There’s a long-standing software tradition of assigning arbitrary names as working-titles for projects. Someone suggested ‘Eric’, which was a name they’d used when developing an IT system for an airline, and which reminded me of a nonsense-phrase I’ve often used, that “anything unknown is called Fred”.
But even an arbitrary proper-name seems too concrete for something that is necessarily abstract and, as a name, necessarily temporary. We couldn’t think of any meaningful acronym, so we played with sounds for a while, until someone came up with this:
It’s the sound of the penny dropping, as someone ‘gets it’; the small bright sound that the imaginary light-bulb makes at the ‘Aha!’ moment in solution-space. A quick, recursive echo of a sound. And it’s also a contraction of what this name really is: a temporary inconvenience.

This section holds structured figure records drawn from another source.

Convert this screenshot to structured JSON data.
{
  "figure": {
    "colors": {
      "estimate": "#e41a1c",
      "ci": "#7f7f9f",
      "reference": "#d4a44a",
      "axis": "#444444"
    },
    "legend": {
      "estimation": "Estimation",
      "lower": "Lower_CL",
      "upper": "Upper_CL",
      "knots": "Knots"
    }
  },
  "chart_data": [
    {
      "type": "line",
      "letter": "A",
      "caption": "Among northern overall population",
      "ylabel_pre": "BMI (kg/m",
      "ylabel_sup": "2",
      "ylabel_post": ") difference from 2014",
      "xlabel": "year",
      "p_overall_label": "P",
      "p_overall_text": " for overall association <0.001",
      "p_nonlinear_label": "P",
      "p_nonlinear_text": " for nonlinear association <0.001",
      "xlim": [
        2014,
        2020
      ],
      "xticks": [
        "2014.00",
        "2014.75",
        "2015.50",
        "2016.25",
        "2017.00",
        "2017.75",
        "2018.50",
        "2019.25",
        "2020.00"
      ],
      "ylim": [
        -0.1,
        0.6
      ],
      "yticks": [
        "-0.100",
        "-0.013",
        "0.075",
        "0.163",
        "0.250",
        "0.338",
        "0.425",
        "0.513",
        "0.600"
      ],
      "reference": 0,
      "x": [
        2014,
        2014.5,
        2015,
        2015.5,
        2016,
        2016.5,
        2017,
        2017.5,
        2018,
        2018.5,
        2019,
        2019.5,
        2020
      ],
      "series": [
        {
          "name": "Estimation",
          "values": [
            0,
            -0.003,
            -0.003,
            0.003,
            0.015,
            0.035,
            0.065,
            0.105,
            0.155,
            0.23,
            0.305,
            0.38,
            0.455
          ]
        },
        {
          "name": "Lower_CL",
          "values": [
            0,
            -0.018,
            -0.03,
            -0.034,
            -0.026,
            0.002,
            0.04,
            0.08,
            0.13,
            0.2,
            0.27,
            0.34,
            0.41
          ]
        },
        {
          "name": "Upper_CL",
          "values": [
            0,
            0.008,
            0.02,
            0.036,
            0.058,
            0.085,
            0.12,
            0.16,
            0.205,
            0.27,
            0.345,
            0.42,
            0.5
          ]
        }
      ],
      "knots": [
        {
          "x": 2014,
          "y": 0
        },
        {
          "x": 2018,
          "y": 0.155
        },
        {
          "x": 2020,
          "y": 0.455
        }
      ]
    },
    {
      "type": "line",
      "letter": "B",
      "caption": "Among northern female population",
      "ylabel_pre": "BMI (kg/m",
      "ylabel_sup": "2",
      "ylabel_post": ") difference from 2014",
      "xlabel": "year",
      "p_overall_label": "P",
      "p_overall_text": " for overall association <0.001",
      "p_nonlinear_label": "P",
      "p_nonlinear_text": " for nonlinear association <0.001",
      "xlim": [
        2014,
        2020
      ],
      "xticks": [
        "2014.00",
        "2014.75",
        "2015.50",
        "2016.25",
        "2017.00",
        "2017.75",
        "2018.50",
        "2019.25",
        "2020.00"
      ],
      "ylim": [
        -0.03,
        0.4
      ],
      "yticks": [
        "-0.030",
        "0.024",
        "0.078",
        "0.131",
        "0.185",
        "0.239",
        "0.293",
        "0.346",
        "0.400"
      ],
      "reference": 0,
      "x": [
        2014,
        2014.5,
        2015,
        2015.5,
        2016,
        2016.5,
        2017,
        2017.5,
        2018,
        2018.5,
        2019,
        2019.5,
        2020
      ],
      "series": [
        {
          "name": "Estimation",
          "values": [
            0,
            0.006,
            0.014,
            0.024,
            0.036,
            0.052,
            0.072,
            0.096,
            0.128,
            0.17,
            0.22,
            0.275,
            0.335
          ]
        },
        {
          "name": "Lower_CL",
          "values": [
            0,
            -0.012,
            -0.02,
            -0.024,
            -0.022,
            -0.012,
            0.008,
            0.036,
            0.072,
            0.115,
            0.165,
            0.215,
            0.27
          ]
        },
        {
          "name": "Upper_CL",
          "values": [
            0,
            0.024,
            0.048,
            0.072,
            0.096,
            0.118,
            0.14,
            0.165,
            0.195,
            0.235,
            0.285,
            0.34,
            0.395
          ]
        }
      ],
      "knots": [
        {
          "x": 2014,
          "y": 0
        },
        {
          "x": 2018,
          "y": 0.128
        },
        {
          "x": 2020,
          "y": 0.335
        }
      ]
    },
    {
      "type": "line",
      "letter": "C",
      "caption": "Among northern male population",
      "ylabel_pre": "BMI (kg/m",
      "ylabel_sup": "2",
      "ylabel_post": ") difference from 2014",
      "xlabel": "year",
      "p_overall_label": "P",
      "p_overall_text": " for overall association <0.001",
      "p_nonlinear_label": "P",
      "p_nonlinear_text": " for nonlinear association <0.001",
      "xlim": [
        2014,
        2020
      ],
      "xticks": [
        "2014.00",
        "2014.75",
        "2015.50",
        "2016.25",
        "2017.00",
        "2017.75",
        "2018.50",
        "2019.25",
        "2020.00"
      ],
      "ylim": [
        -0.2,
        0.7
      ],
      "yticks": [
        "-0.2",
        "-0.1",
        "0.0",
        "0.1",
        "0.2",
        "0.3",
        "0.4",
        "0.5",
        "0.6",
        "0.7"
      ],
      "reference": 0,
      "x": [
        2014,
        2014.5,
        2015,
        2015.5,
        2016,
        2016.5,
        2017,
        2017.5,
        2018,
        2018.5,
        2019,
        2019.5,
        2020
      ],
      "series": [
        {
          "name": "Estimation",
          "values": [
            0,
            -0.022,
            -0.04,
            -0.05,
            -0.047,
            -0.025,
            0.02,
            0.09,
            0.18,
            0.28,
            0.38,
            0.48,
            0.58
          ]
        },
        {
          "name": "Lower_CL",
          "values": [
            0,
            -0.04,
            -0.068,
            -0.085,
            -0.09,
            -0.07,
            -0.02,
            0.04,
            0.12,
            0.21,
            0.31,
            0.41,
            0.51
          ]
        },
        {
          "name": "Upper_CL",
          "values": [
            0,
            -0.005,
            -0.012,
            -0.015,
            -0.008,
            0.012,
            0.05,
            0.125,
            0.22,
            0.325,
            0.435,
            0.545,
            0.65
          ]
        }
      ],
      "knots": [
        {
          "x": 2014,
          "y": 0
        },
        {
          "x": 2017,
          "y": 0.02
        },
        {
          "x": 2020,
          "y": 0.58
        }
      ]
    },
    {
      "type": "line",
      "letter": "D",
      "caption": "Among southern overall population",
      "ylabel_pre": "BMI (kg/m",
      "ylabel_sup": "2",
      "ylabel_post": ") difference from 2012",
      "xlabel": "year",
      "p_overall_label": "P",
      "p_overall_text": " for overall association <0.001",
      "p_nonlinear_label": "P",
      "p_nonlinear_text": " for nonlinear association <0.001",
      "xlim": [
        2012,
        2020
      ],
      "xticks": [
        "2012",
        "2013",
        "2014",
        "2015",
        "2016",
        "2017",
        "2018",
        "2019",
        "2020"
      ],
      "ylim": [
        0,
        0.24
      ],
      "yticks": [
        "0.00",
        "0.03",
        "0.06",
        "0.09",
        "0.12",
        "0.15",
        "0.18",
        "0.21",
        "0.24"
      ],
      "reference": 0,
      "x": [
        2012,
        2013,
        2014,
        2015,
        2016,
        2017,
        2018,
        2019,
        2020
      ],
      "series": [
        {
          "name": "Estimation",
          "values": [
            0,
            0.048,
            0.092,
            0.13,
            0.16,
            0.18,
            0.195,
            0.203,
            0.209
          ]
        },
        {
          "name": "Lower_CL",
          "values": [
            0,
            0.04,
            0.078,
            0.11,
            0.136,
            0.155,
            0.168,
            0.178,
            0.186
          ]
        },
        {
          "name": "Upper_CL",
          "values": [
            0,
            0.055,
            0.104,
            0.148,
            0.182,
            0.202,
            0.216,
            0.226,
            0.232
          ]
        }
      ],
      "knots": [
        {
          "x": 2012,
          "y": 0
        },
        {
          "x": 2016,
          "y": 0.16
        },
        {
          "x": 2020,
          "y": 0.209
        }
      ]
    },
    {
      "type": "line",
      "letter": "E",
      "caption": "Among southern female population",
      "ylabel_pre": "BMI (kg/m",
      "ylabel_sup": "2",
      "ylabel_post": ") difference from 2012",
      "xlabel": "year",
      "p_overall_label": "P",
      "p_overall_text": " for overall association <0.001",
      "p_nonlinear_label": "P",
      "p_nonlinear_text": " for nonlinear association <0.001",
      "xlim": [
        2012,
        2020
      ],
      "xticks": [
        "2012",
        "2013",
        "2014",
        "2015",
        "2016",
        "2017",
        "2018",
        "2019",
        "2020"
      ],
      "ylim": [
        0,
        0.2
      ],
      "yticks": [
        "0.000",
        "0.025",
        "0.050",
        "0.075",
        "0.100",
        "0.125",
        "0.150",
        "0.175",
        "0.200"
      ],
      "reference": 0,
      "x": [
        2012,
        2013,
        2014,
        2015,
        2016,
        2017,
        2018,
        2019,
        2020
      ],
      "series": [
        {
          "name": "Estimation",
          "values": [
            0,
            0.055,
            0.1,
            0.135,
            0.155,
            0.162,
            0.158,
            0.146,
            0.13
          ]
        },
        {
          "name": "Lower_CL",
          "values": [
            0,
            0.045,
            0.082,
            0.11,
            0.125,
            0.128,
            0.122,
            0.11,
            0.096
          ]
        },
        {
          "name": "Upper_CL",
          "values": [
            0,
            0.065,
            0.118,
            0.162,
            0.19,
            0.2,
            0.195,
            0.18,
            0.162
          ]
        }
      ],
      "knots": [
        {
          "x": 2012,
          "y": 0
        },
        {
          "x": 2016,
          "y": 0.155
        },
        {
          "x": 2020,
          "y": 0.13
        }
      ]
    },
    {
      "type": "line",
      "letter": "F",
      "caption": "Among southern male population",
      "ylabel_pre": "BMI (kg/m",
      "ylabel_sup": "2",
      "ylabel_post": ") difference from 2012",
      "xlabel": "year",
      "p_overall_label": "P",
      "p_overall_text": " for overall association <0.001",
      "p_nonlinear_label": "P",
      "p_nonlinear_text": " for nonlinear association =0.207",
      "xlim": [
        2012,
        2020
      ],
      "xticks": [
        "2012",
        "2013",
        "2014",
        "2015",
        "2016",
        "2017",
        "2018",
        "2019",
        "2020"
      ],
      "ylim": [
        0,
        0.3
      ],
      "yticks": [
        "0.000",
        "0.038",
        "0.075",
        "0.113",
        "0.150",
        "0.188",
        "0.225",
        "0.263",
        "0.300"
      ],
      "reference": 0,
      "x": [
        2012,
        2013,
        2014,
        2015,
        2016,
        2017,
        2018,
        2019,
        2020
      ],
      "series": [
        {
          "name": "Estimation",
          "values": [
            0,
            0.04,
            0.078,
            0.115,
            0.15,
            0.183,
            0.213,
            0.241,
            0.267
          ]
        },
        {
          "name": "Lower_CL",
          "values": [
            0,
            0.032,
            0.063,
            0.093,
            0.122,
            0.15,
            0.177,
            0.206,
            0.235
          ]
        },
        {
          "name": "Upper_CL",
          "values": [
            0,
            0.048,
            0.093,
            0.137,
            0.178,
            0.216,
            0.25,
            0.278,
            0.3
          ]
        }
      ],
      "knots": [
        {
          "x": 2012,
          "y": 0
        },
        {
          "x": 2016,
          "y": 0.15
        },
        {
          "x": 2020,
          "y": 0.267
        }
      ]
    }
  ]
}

Since it’s clear we’re not even allowed to use the name of the framework that this isn’t in order to describe what it isn’t, we would have to apply the same process to give us a temporary name for that. So we might note that in Welsh the plosive sound ‘toof!’ would be spelt as twf, which should give us a relatively-safe acronym for That Welsh Framework. (‘Twf‘ is also the name of the Welsh Language Board website, by the way – “Cymraeg o’r Crud, Two Languages from Day One”.)
So there we have it: tinc, for the framework, and twf, for the-framework-that-it-isn’t. A temporary inconvenience, but it’ll have to do for now.